Carolina González Valencia, associate professor of art and visual culture, was tired of the ways that she saw representations of women like her mother on the screen. She was weary of the ways that she did not see her mother Beatriz on the screen. She hated seeing dynamic people like her mother — who is funny, creative, and opinionated — portrayed as quiet and humble domestic workers. Her mother has a “big personality,” and González Valencia, who is accustomed to using art and film to reach an audience, wanted to create a narrative that captured the complexity of her mother’s experience — as a domestic worker in the U.S., but also as a full and complex person. 

portrait of filmmaker's mother
Beatriz Valencia, the mother of Carolina González Valencia, explores the character the two collaboratively invented to get toward the truth of her experience as a domestic worker in the U.S. — the topic of the forthcoming film, How to Clean a House in 10 Easy Steps. (Courtesy of Carolina González Valencia)

The result is How to Clean a House in 10 Easy Steps, which is in final post-production this month, and will be complete by the end of the year. A recent grant from Unbound Philanthropy gave the final push to bring the film toward completion. In its early stages, though, the biggest obstacle was finding how to authentically tell a story featuring domestic workers that felt new … and true. 

When González Valencia began the process, she sat down to talk to her mother, Beatriz Valencia, about her work. In these early conversations, she saw her mother shrink into a prescribed role. There didn’t seem room for her mother’s complexities to show up in a film when she approached it as a documentarian. She also was aware of “the complicated waters of having this power of representing another person.” González Valencia began really thinking about how to approach this project — meant to represent a domestic worker in the U.S. — collaboratively. 

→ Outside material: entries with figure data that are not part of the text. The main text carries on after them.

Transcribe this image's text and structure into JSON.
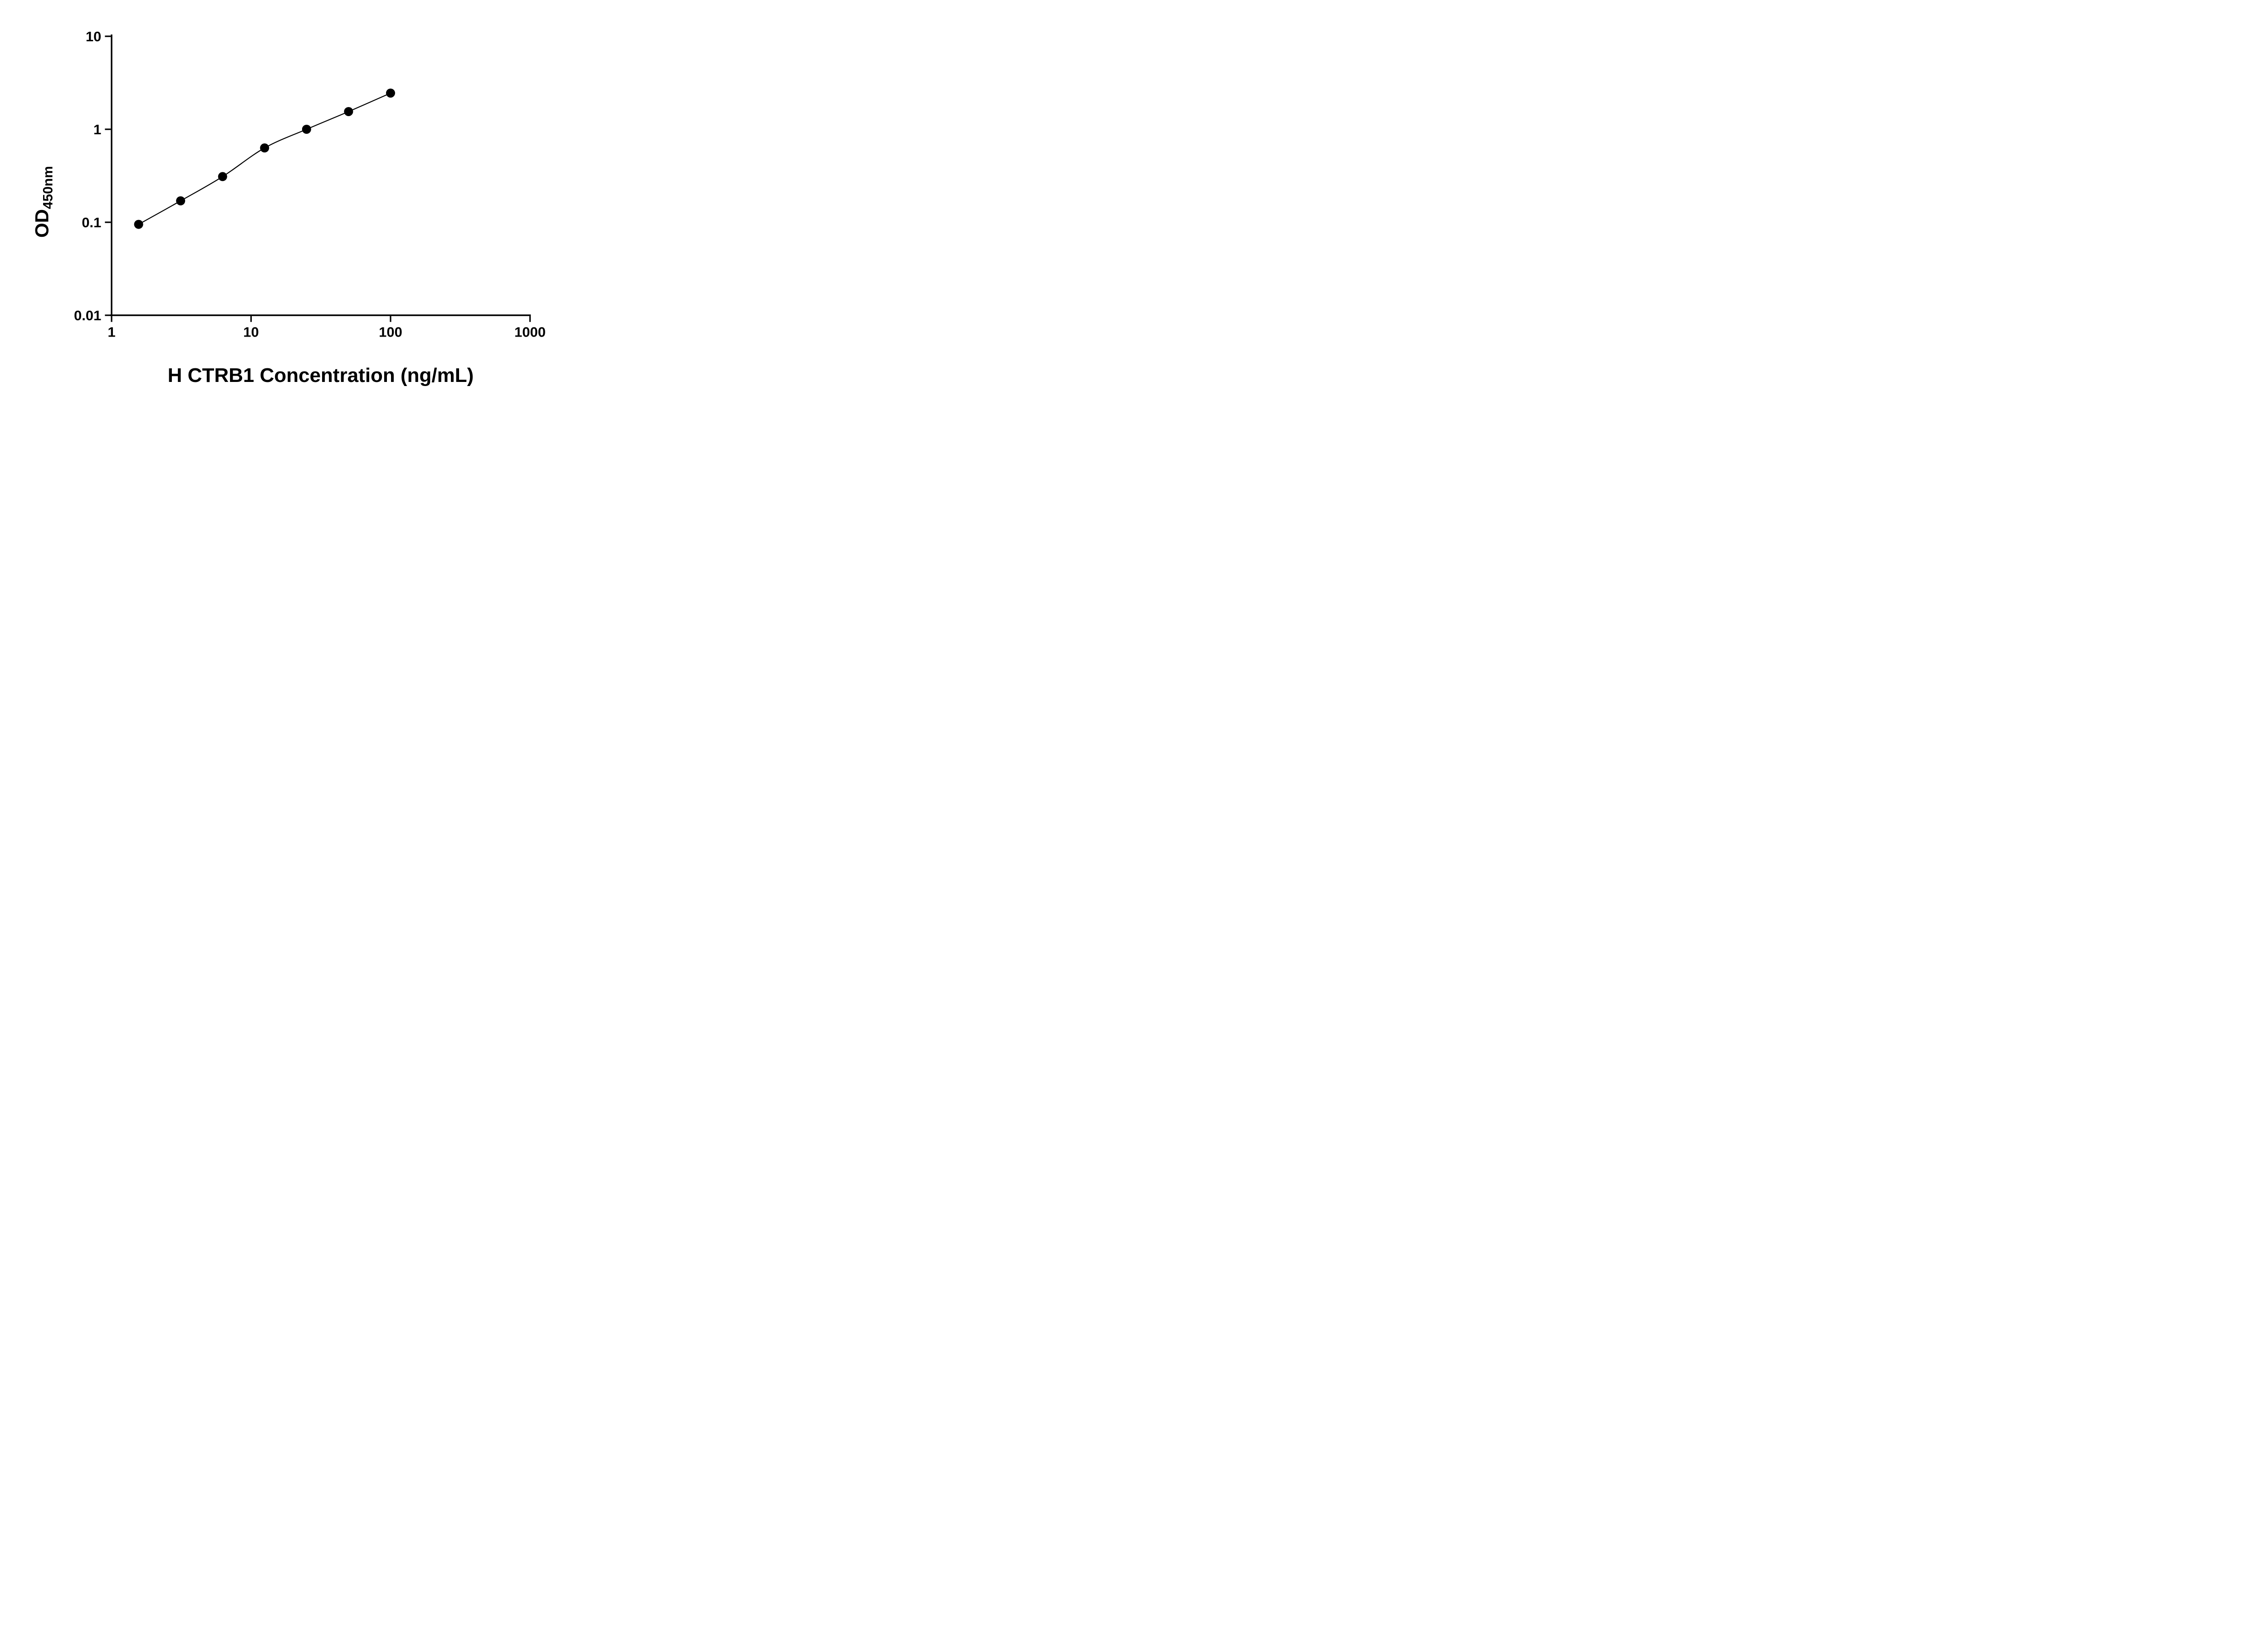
{
  "chart_data": {
    "type": "scatter",
    "title": "",
    "xlabel": "H CTRB1 Concentration (ng/mL)",
    "ylabel_main": "OD",
    "ylabel_sub": "450nm",
    "xscale": "log",
    "yscale": "log",
    "xlim": [
      1,
      1000
    ],
    "ylim": [
      0.01,
      10
    ],
    "x_ticks": [
      1,
      10,
      100,
      1000
    ],
    "x_tick_labels": [
      "1",
      "10",
      "100",
      "1000"
    ],
    "y_ticks": [
      10,
      1,
      0.1,
      0.01
    ],
    "y_tick_labels": [
      "10",
      "1",
      "0.1",
      "0.01"
    ],
    "x": [
      1.5625,
      3.125,
      6.25,
      12.5,
      25,
      50,
      100
    ],
    "y": [
      0.095,
      0.17,
      0.31,
      0.63,
      1.0,
      1.55,
      2.45
    ],
    "grid": false,
    "legend": "none",
    "marker_color": "#000000",
    "line_color": "#000000",
    "axis_color": "#000000",
    "background": "#ffffff",
    "curve": "smooth fit line through data points"
  }
}
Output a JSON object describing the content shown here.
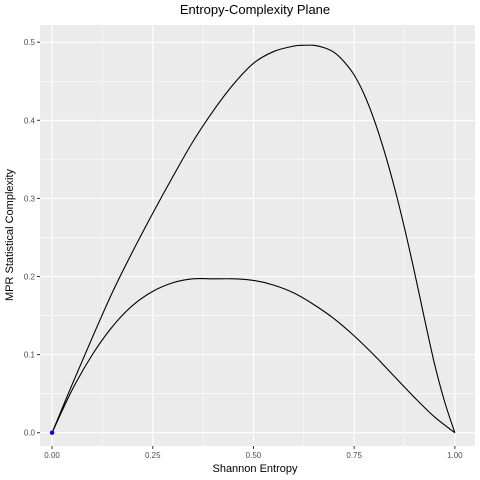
{
  "chart_data": {
    "type": "line",
    "title": "Entropy-Complexity Plane",
    "xlabel": "Shannon Entropy",
    "ylabel": "MPR Statistical Complexity",
    "xlim": [
      -0.03,
      1.05
    ],
    "ylim": [
      -0.017,
      0.522
    ],
    "x_ticks": [
      "0.00",
      "0.25",
      "0.50",
      "0.75",
      "1.00"
    ],
    "x_tick_values": [
      0,
      0.25,
      0.5,
      0.75,
      1.0
    ],
    "y_ticks": [
      "0.0",
      "0.1",
      "0.2",
      "0.3",
      "0.4",
      "0.5"
    ],
    "y_tick_values": [
      0,
      0.1,
      0.2,
      0.3,
      0.4,
      0.5
    ],
    "grid": true,
    "legend": "none",
    "colors": {
      "panel": "#ebebeb",
      "grid": "#ffffff",
      "line": "#000000",
      "point": "#0000ff"
    },
    "series": [
      {
        "x": [
          0,
          0.05,
          0.1,
          0.15,
          0.2,
          0.25,
          0.3,
          0.35,
          0.4,
          0.45,
          0.5,
          0.55,
          0.6,
          0.65,
          0.7,
          0.75,
          0.8,
          0.85,
          0.9,
          0.95,
          1.0
        ],
        "y": [
          0,
          0.055,
          0.1,
          0.136,
          0.163,
          0.181,
          0.192,
          0.197,
          0.197,
          0.197,
          0.195,
          0.189,
          0.179,
          0.164,
          0.146,
          0.124,
          0.099,
          0.072,
          0.045,
          0.02,
          0
        ]
      },
      {
        "x": [
          0,
          0.05,
          0.1,
          0.15,
          0.2,
          0.25,
          0.3,
          0.35,
          0.4,
          0.45,
          0.5,
          0.55,
          0.6,
          0.625,
          0.65,
          0.675,
          0.7,
          0.725,
          0.75,
          0.775,
          0.8,
          0.825,
          0.85,
          0.875,
          0.9,
          0.925,
          0.95,
          0.975,
          1.0
        ],
        "y": [
          0,
          0.062,
          0.122,
          0.18,
          0.232,
          0.281,
          0.328,
          0.373,
          0.412,
          0.446,
          0.473,
          0.488,
          0.495,
          0.496,
          0.496,
          0.493,
          0.487,
          0.475,
          0.458,
          0.433,
          0.4,
          0.36,
          0.314,
          0.262,
          0.205,
          0.145,
          0.087,
          0.039,
          0
        ]
      }
    ],
    "points": [
      {
        "x": 0,
        "y": 0
      }
    ]
  }
}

González Valencia has frequently drawn on collaboration to access authenticity. In an installation in Beirut in 2018, she posted a question (“Are you afraid you’ll keep moving forever?”) on flyers that hung across the neighborhood where she was in residency and invited responses via text. Her 2019 “Video Postales” featured photographs and videos shared by artists to accompany lines from González Valencia’s writing. The result was surprising and beautiful — accessing something more true than she could have created alone. Tapping into her collaborative instinct as well as her background in performance art, González Valencia engaged her mother in some improvisatory exercises. 

portrait from film
Still from How to Clean a House in Ten Easy Steps featuring Carolina González Valencia’s mother, Beatriz Valencia. (Courtesy of Carolina González Valencia)

“Let’s pretend I’m a journalist and I’m here to interview you and you’re a very, very accomplished person,” González Valencia said to her mother during the early stages of the film. “What do you want to be very accomplished at?” Her mother immediately responded that she would want to be a famous writer. What emerged was a central fictional character around which the collaborative genre-bending film took shape. 

As soon as the fictional writer emerged as a character that Beatriz played, her mother spoke more freely and truthfully to her daughter. “That fiction allowed us to be more honest,” González Valencia said.

González Valencia likely already knew that this film was going to push against boundaries. Documentary is a complicated genre that sometimes poses as simple or straightforward. 

“I was really interested in pushing what we can do as a documentary. It’s a form that needs to be questioned because it comes from a legacy of a very colonial way of looking at the ‘other.’” González Valencia was not traveling to a new land to represent another culture, but she knew that she could still fall into the patterns of misrepresentation if her mother was not empowered as a collaborator.

González Valencia notes that other artists have blurred genres — drawing from fiction to access the truth. Author Claudia Rankine, for example, is creating a sort of “collage” in her writing, which has served as a model for González Valencia in her art. She also cites two Belgian filmmakers as influences: Chantal Akerman, who explored her own relationship with her mother in genre-blurring documentary films, and Agnès Varda, who blurred fiction and fact in her documentary films. Models like these allowed González Valencia to collaboratively create a documentary about her mother as a domestic worker, who is playing the role of a famous writer in parts of the film. 

As the semester wrapped up, González Valencia traveled to Splendor Omnia just outside of Mexico City, which she described as a dream studio. This is her first feature-length film, so the experience at Splendor Omnia will not only allow her to finish the film in a very high-end way, but it is also offering González Valencia an education. “It’s kind of like a school to me,” she said. 

five women in swimming pool; still from film
Beatriz Valencia featured in the musical sequence of How to Clean a House in 10 Easy Steps. (Courtesy of Carolina González Valencia)

How to Clean a House in 10 Easy Steps is the result of what happened when González Valencia and her mother dared to let go of the factual in favor of the truth. Of course deciding upon an approach for the film was only the very beginning. González Valencia’s project has received a slew of grant support. The production of the film has been made possible by support from sources that include the Sundance Film Festival, Abundant Futures Fund, and the LEF fund. The most recent $50,000 grant from Unbound Philanthropy enabled the film to move into post-production.

González Valencia has high hopes for the impact that her film can make. Primarily, she wants to contribute to ongoing conversations about narrative structure, domestic work, and immigrant rights. 

“I don’t believe in the single story,” González Valencia said. And when you are part of a group that gets represented by a superficial, single story, the stakes are higher. “I’m interested in being part of the conversation that complicates it, that shows that there is not one story.”

González Valencia and her mother are certainly pushing back against a single narrative created “from the perspective of pain and trauma.” González Valencia hopes that this film can show that “when we talk about immigrants, when we talk about domestic workers — we are people full of joy and laughter.” Especially now, she hopes the creativity and joy of the film — which includes a musical sequence —  will “help people to feel closer.”